Graduate students in Indiana State’s doctorate of clinical psychology (Psy.D.) program also benefit from an extremely low student-to-faculty ratio.
Each year, between eight and 10 students are accepted into the program, which consistently has a 100-percent placement rate for highly competitive, accredited internships required to earn the degree.
The small cohort size allows the department to offer more financial support to students, such as teaching assistantships.
It also allows faculty to give one-on-one feedback when students work in the university’s training clinic, said Liz O’Laughlin, professor and director of clinical training.
As with other small programs at Indiana State, the small class size creates a sense of community that students and professors find invaluable.
“If someone’s not in class, we definitely know it and can ask their classmates what’s going on,” O’Laughlin said. “It also allows for more mentoring — students often have interactions with multiple faculty members in one day, which may not happen in a larger program.”
Both the undergraduate and graduate programs in speech-language pathology at Indiana State are small, with 20 to 30 students in each grade at the undergraduate level and roughly 20 students in each graduate cohort.
This ratio allows professors to regularly check in with students who may be struggling and get them the help and resources they need to succeed, said Amanda Solesky, senior instructor and the director of the Rowe Center for Communicative Disorders.
“Especially in our program, that definitely matters,” Solesky said. “It’s a difficult program and if it were bigger, it would be a lot less personal. I wouldn’t get to know my students as well. I kind of think of them as my kids — I want them to do well.

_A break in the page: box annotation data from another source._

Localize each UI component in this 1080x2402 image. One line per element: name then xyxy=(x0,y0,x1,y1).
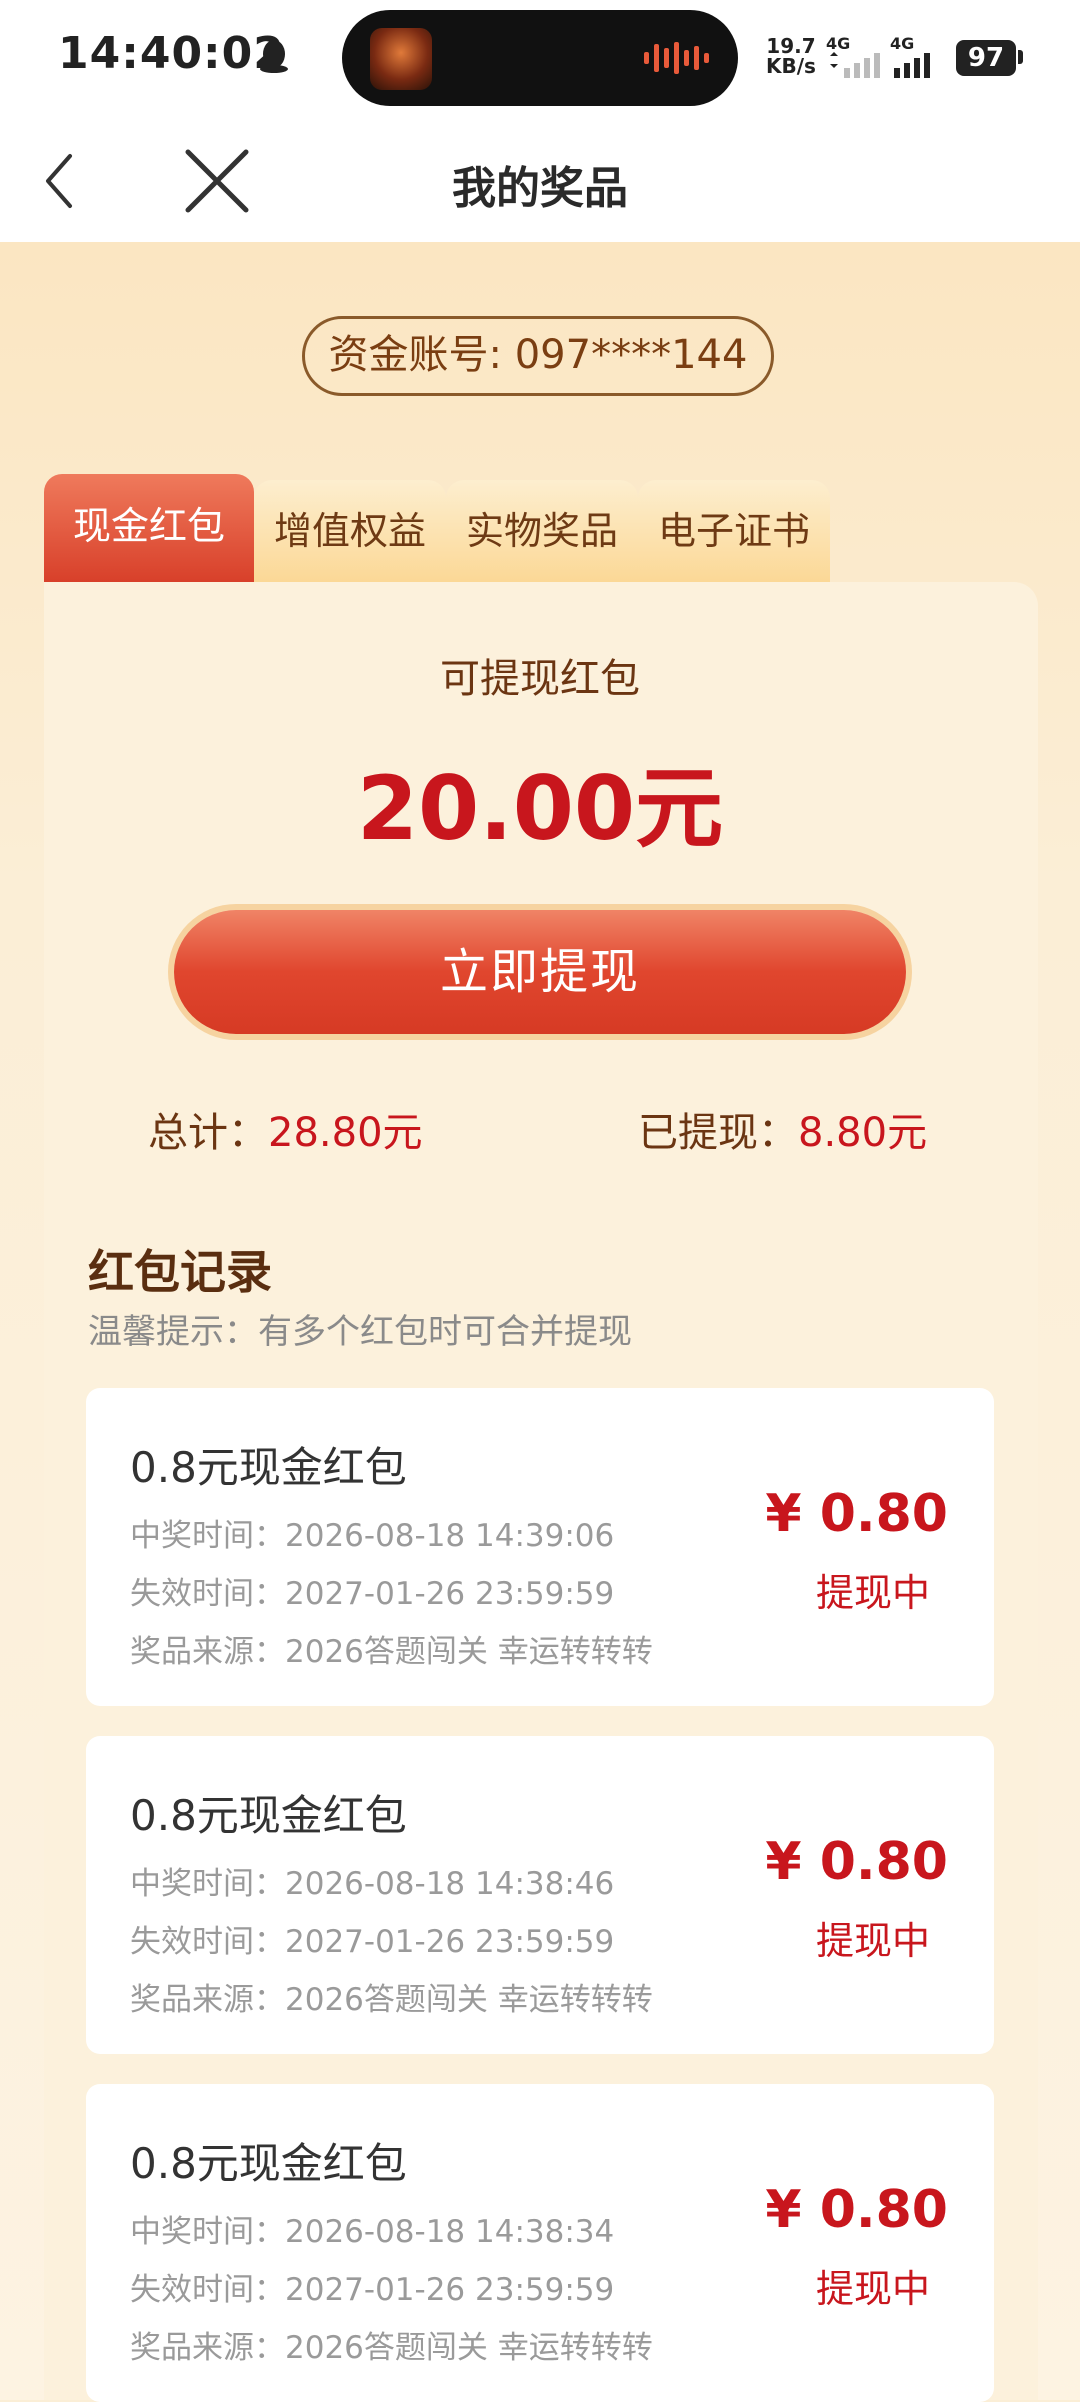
red-packet-record[interactable]: 0.8元现金红包 中奖时间：2026-08-18 14:38:46 失效时间：2… xyxy=(86,1736,994,2054)
signal-bars-icon xyxy=(894,53,930,78)
network-type-label: 4G xyxy=(890,34,915,53)
record-source: 奖品来源：2026答题闯关 幸运转转转 xyxy=(130,1634,653,1670)
media-thumbnail xyxy=(370,28,432,90)
page-title: 我的奖品 xyxy=(452,163,628,214)
total-stat: 总计：28.80元 xyxy=(148,1100,423,1158)
total-label: 总计： xyxy=(148,1110,268,1156)
red-packet-record[interactable]: 0.8元现金红包 中奖时间：2026-08-18 14:39:06 失效时间：2… xyxy=(86,1388,994,1706)
withdrawn-label: 已提现： xyxy=(638,1110,798,1156)
record-title: 0.8元现金红包 xyxy=(130,1791,407,1840)
withdrawable-label: 可提现红包 xyxy=(440,656,640,702)
network-speed-unit: KB/s xyxy=(766,54,816,78)
battery-indicator: 97 xyxy=(956,40,1016,76)
tab-e-certificates[interactable]: 电子证书 xyxy=(638,480,830,582)
tab-physical-prizes[interactable]: 实物奖品 xyxy=(446,480,638,582)
record-amount: ¥ 0.80 xyxy=(765,1832,948,1892)
withdrawn-stat: 已提现：8.80元 xyxy=(638,1100,927,1158)
record-win-time: 中奖时间：2026-08-18 14:38:34 xyxy=(130,2214,615,2250)
record-win-time: 中奖时间：2026-08-18 14:39:06 xyxy=(130,1518,615,1554)
record-title: 0.8元现金红包 xyxy=(130,2139,407,2188)
total-value: 28.80元 xyxy=(268,1110,423,1156)
status-time: 14:40:02 xyxy=(58,28,285,79)
record-amount: ¥ 0.80 xyxy=(765,2180,948,2240)
record-status: 提现中 xyxy=(815,1571,930,1615)
record-win-time: 中奖时间：2026-08-18 14:38:46 xyxy=(130,1866,615,1902)
cellular-signal-1: 4G xyxy=(826,34,886,78)
record-expire-time: 失效时间：2027-01-26 23:59:59 xyxy=(130,2272,615,2308)
cellular-signal-2: 4G xyxy=(890,34,950,78)
record-title: 0.8元现金红包 xyxy=(130,1443,407,1492)
audio-wave-icon xyxy=(644,42,709,74)
tab-cash-red-packet[interactable]: 现金红包 xyxy=(44,474,254,582)
withdraw-now-button[interactable]: 立即提现 xyxy=(174,910,906,1034)
network-speed: 19.7 KB/s xyxy=(766,36,816,76)
record-status: 提现中 xyxy=(815,1919,930,1963)
network-type-label: 4G xyxy=(826,34,851,53)
account-number: 资金账号: 097****144 xyxy=(302,316,774,396)
records-title: 红包记录 xyxy=(88,1245,272,1299)
record-status: 提现中 xyxy=(815,2267,930,2311)
tab-value-added-benefits[interactable]: 增值权益 xyxy=(254,480,446,582)
signal-bars-icon xyxy=(830,52,880,78)
record-expire-time: 失效时间：2027-01-26 23:59:59 xyxy=(130,1924,615,1960)
withdrawn-value: 8.80元 xyxy=(798,1110,928,1156)
record-source: 奖品来源：2026答题闯关 幸运转转转 xyxy=(130,2330,653,2366)
network-speed-value: 19.7 xyxy=(766,34,816,58)
record-expire-time: 失效时间：2027-01-26 23:59:59 xyxy=(130,1576,615,1612)
record-source: 奖品来源：2026答题闯关 幸运转转转 xyxy=(130,1982,653,2018)
red-packet-record[interactable]: 0.8元现金红包 中奖时间：2026-08-18 14:38:34 失效时间：2… xyxy=(86,2084,994,2402)
status-bar: 14:40:02 19.7 KB/s 4G 4G 97 xyxy=(0,0,1080,118)
record-amount: ¥ 0.80 xyxy=(765,1484,948,1544)
battery-tip xyxy=(1018,50,1023,64)
nav-bar: 我的奖品 xyxy=(0,118,1080,242)
dynamic-island[interactable] xyxy=(342,10,738,106)
records-tip: 温馨提示：有多个红包时可合并提现 xyxy=(88,1312,632,1352)
withdrawable-amount: 20.00元 xyxy=(356,757,724,860)
qq-penguin-icon xyxy=(260,40,288,73)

Solesky frequently touts the benefits of Indiana State’s small class sizes to prospective students and their parents. If students need to meet with a professor about their performance on a recent exam, they can usually do so right away, a benefit they might not have at another university.
“Our doors are always open,” Solesky said.

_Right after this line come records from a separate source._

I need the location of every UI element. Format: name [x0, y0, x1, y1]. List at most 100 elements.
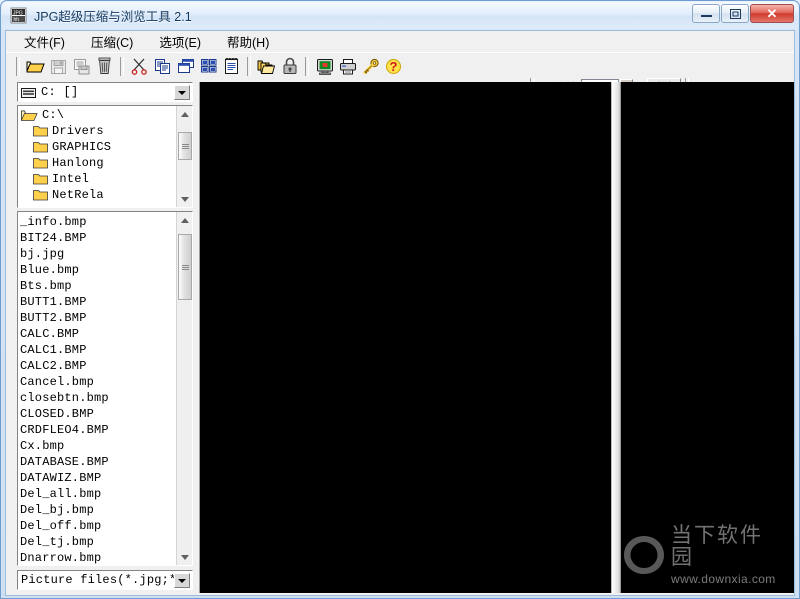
minimize-button[interactable] [692, 4, 720, 23]
tree-scroll-down-button[interactable] [177, 191, 192, 207]
cut-scissors-icon [131, 58, 147, 75]
toolbar-separator-1 [120, 56, 124, 76]
scroll-grip-icon [181, 264, 189, 271]
list-item[interactable]: Bts.bmp [20, 278, 176, 294]
list-item[interactable]: BUTT2.BMP [20, 310, 176, 326]
tree-scroll-thumb[interactable] [178, 132, 192, 160]
open-folder-icon [21, 110, 38, 121]
watermark-texts: 当下软件园 www.downxia.com [671, 523, 782, 586]
folders-stack-icon [257, 60, 276, 74]
tree-scrollbar[interactable] [176, 106, 192, 207]
folder-tree[interactable]: C:\ Drivers GRAPHICS Hanlong Intel NetRe… [17, 105, 193, 208]
caption-buttons: ✕ [692, 4, 794, 23]
list-scroll-thumb[interactable] [178, 234, 192, 300]
batch-folders-button[interactable] [255, 55, 278, 77]
save-button[interactable] [47, 55, 70, 77]
thumbnails-button[interactable] [197, 55, 220, 77]
close-button[interactable]: ✕ [750, 4, 794, 23]
file-type-filter-value: Picture files(*.jpg;*.jpe [21, 573, 193, 587]
folder-icon [33, 142, 48, 153]
titlebar: JPG hh JPG超级压缩与浏览工具 2.1 ✕ [2, 2, 798, 29]
copy-icon [154, 58, 170, 74]
tree-row-intel[interactable]: Intel [18, 171, 176, 187]
list-item[interactable]: closebtn.bmp [20, 390, 176, 406]
scroll-grip-icon [181, 143, 189, 150]
monitor-icon [316, 58, 333, 75]
copy-button[interactable] [151, 55, 174, 77]
file-list-content: _info.bmp BIT24.BMP bj.jpg Blue.bmp Bts.bmp B… [20, 214, 176, 565]
save-icon [51, 59, 66, 74]
svg-text:hh: hh [14, 17, 20, 23]
help-button[interactable]: ? [382, 55, 405, 77]
tree-row-netrela[interactable]: NetRela [18, 187, 176, 203]
file-list[interactable]: _info.bmp BIT24.BMP bj.jpg Blue.bmp Bts.bmp B… [17, 211, 193, 566]
list-scroll-up-button[interactable] [177, 212, 192, 228]
watermark-site-name: 当下软件园 [671, 523, 763, 569]
lock-button[interactable] [278, 55, 301, 77]
file-list-scrollbar[interactable] [176, 212, 192, 565]
file-browser-panel: C: [] C:\ Drivers GRAPHICS Hanlong Intel… [9, 82, 194, 594]
file-type-filter[interactable]: Picture files(*.jpg;*.jpe [17, 570, 193, 590]
paste-button[interactable] [174, 55, 197, 77]
list-item[interactable]: CALC.BMP [20, 326, 176, 342]
list-item[interactable]: Cx.bmp [20, 438, 176, 454]
status-strip [6, 593, 794, 595]
image-preview-canvas[interactable] [199, 82, 612, 594]
list-item[interactable]: Del_bj.bmp [20, 502, 176, 518]
secondary-preview-canvas[interactable]: 当下软件园 www.downxia.com [621, 82, 794, 594]
tree-scroll-up-button[interactable] [177, 106, 192, 122]
cut-button[interactable] [128, 55, 151, 77]
register-button[interactable] [359, 55, 382, 77]
menu-help[interactable]: 帮助(H) [218, 30, 278, 53]
window-title: JPG超级压缩与浏览工具 2.1 [34, 10, 192, 24]
filter-dropdown-arrow[interactable] [174, 573, 190, 588]
lock-icon [283, 57, 296, 74]
help-question-icon: ? [386, 58, 401, 74]
folder-icon [33, 126, 48, 137]
list-item[interactable]: CALC1.BMP [20, 342, 176, 358]
list-item[interactable]: DATAWIZ.BMP [20, 470, 176, 486]
folder-icon [33, 158, 48, 169]
tree-row-hanlong[interactable]: Hanlong [18, 155, 176, 171]
open-folder-button[interactable] [24, 55, 47, 77]
list-item[interactable]: Del_tj.bmp [20, 534, 176, 550]
screenshot-root: JPG hh JPG超级压缩与浏览工具 2.1 ✕ 文件(F) 压缩(C) 选项… [0, 0, 800, 599]
drive-select[interactable]: C: [] [17, 82, 193, 102]
list-item[interactable]: DATABASE.BMP [20, 454, 176, 470]
list-item[interactable]: BIT24.BMP [20, 230, 176, 246]
watermark-logo-icon [621, 532, 667, 578]
tree-row-root[interactable]: C:\ [18, 107, 176, 123]
maximize-button[interactable] [721, 4, 749, 23]
toolbar: ? 压缩比 % 确定 只看图 [6, 52, 794, 97]
drive-value: C: [] [41, 85, 79, 99]
toolbar-separator-3 [305, 56, 309, 76]
list-scroll-down-button[interactable] [177, 549, 192, 565]
list-item[interactable]: CLOSED.BMP [20, 406, 176, 422]
list-item[interactable]: Dnarrow.bmp [20, 550, 176, 565]
toolbar-separator-2 [247, 56, 251, 76]
tree-item-label: Intel [52, 172, 90, 186]
panel-splitter[interactable] [611, 82, 621, 594]
print-button[interactable] [336, 55, 359, 77]
list-item[interactable]: bj.jpg [20, 246, 176, 262]
menu-options[interactable]: 选项(E) [150, 30, 210, 53]
list-item[interactable]: BUTT1.BMP [20, 294, 176, 310]
tree-row-graphics[interactable]: GRAPHICS [18, 139, 176, 155]
list-item[interactable]: _info.bmp [20, 214, 176, 230]
list-view-button[interactable] [220, 55, 243, 77]
list-item[interactable]: Blue.bmp [20, 262, 176, 278]
tree-item-label: Drivers [52, 124, 104, 138]
drive-dropdown-arrow[interactable] [174, 85, 190, 100]
list-item[interactable]: Cancel.bmp [20, 374, 176, 390]
save-as-button[interactable] [70, 55, 93, 77]
delete-button[interactable] [93, 55, 116, 77]
list-item[interactable]: CRDFLEO4.BMP [20, 422, 176, 438]
list-item[interactable]: Del_all.bmp [20, 486, 176, 502]
list-item[interactable]: Del_off.bmp [20, 518, 176, 534]
tree-row-drivers[interactable]: Drivers [18, 123, 176, 139]
list-item[interactable]: CALC2.BMP [20, 358, 176, 374]
display-button[interactable] [313, 55, 336, 77]
menu-file[interactable]: 文件(F) [15, 30, 74, 53]
menu-compress[interactable]: 压缩(C) [82, 30, 142, 53]
drive-icon [21, 86, 37, 98]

Like many other genetic counseling master’s programs across the country, Indiana State keeps its program small — each cohort has just eight students.
The main reason for keeping the program small is to give students meaningful clinical experiences, said Megan Tucker, director of the master’s in genetic counseling program and the genetic counseling clinic.
During the first year of the program, students regularly practice clinical interactions with actors pretending to be patients in the Rural Health Innovation Collaborative Simulation Center.
Tucker watches the simulations through a one-way mirror and provides students with detailed feedback.
“There’s real value in being part of something from beginning to end with one student,” Tucker said. “With that one-on-one attention, they not only feel that we care, but it also means we’re truly able to give rich feedback.”
Although there have been discussions about expanding the program at Indiana State to better meet industry needs, faculty members always come back to the idea of quality over quantity, Tucker said.
“There’s a shortage of genetic counselors right now, so it would be great to add more students,” said Tucker. “But we have all seen such quality students produced with our small class sizes that there’s a lot of concern about plugging more people in and reducing the quality of graduates when they’re not getting that kind of personalized attention.”